The state prosecutor asked Joseph if he was trained as a forensic pathologist as well to which he responded in the negative. She then told the court that in order for the witness to be in a position to challenge the findings of a pathologist on a post-mortem report, he would have had to see the body and also do his own examination. Joseph said “not necessarily,” explaining that any surgeon can challenge the findings of a pathologist and the pathologist’s findings are not necessarily accepted by the medical council.

“They must be correlated to the clinical antecedents of the patient,” Joseph stated.

“What if the person does not have any antecedents? What if the person was shot and ended up on the pathologist’s table?” Gildharie-Mursalin further asked. The witness again refused to answer the question.

Joseph was asked if the bullet passes through the arms, hits the bone, enters the body, punctures the lungs and aorta and then lodges in the left arm, what would he say is the cause of death since he had earlier on that multiple gunshot injuries can not be considered a cause of death. “I did not do the post-mortem examination,” he responded.
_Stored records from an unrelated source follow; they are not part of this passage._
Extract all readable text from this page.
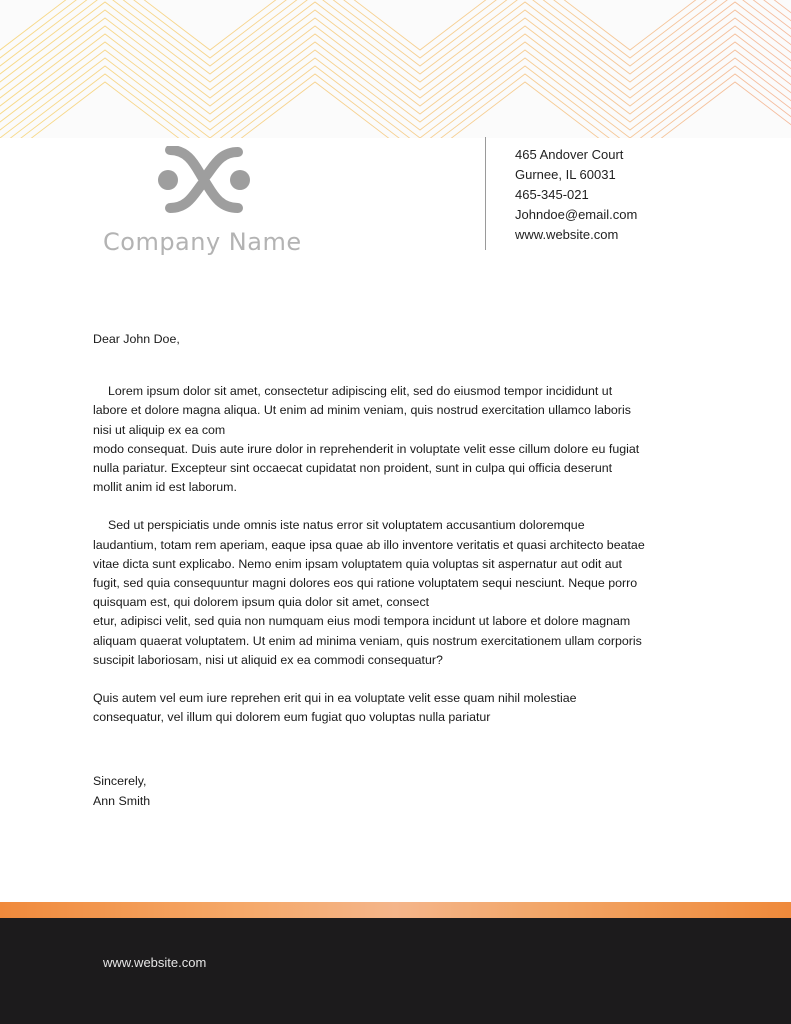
Company Name
465 Andover Court
Gurnee, IL 60031
465-345-021
Johndoe@email.com
www.website.com
Dear John Doe,
Lorem ipsum dolor sit amet, consectetur adipiscing elit, sed do eiusmod tempor incididunt ut
labore et dolore magna aliqua. Ut enim ad minim veniam, quis nostrud exercitation ullamco laboris
nisi ut aliquip ex ea com
modo consequat. Duis aute irure dolor in reprehenderit in voluptate velit esse cillum dolore eu fugiat
nulla pariatur. Excepteur sint occaecat cupidatat non proident, sunt in culpa qui officia deserunt
mollit anim id est laborum.
Sed ut perspiciatis unde omnis iste natus error sit voluptatem accusantium doloremque
laudantium, totam rem aperiam, eaque ipsa quae ab illo inventore veritatis et quasi architecto beatae
vitae dicta sunt explicabo. Nemo enim ipsam voluptatem quia voluptas sit aspernatur aut odit aut
fugit, sed quia consequuntur magni dolores eos qui ratione voluptatem sequi nesciunt. Neque porro
quisquam est, qui dolorem ipsum quia dolor sit amet, consect
etur, adipisci velit, sed quia non numquam eius modi tempora incidunt ut labore et dolore magnam
aliquam quaerat voluptatem. Ut enim ad minima veniam, quis nostrum exercitationem ullam corporis
suscipit laboriosam, nisi ut aliquid ex ea commodi consequatur?
Quis autem vel eum iure reprehen erit qui in ea voluptate velit esse quam nihil molestiae
consequatur, vel illum qui dolorem eum fugiat quo voluptas nulla pariatur
Sincerely,
Ann Smith
www.website.com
“But you are making pronouncement on ballistics and pathology so please answer the question,” the state prosecutor again asked.

He then answered that the cause of death would be exsanguinations, which will cause bleeding in the chest because the aorta is a vital organ and bleeding will lead to culinary respiratory collapse.

Gildharie-Mursalin then asked what would have been the primary cause of exsanguinations to which Joseph responded “gunshot in-juries”—the initial report made by Pathologist Dr Nehaul Singh.

When the matter continues today, the defence is scheduled to address the jury.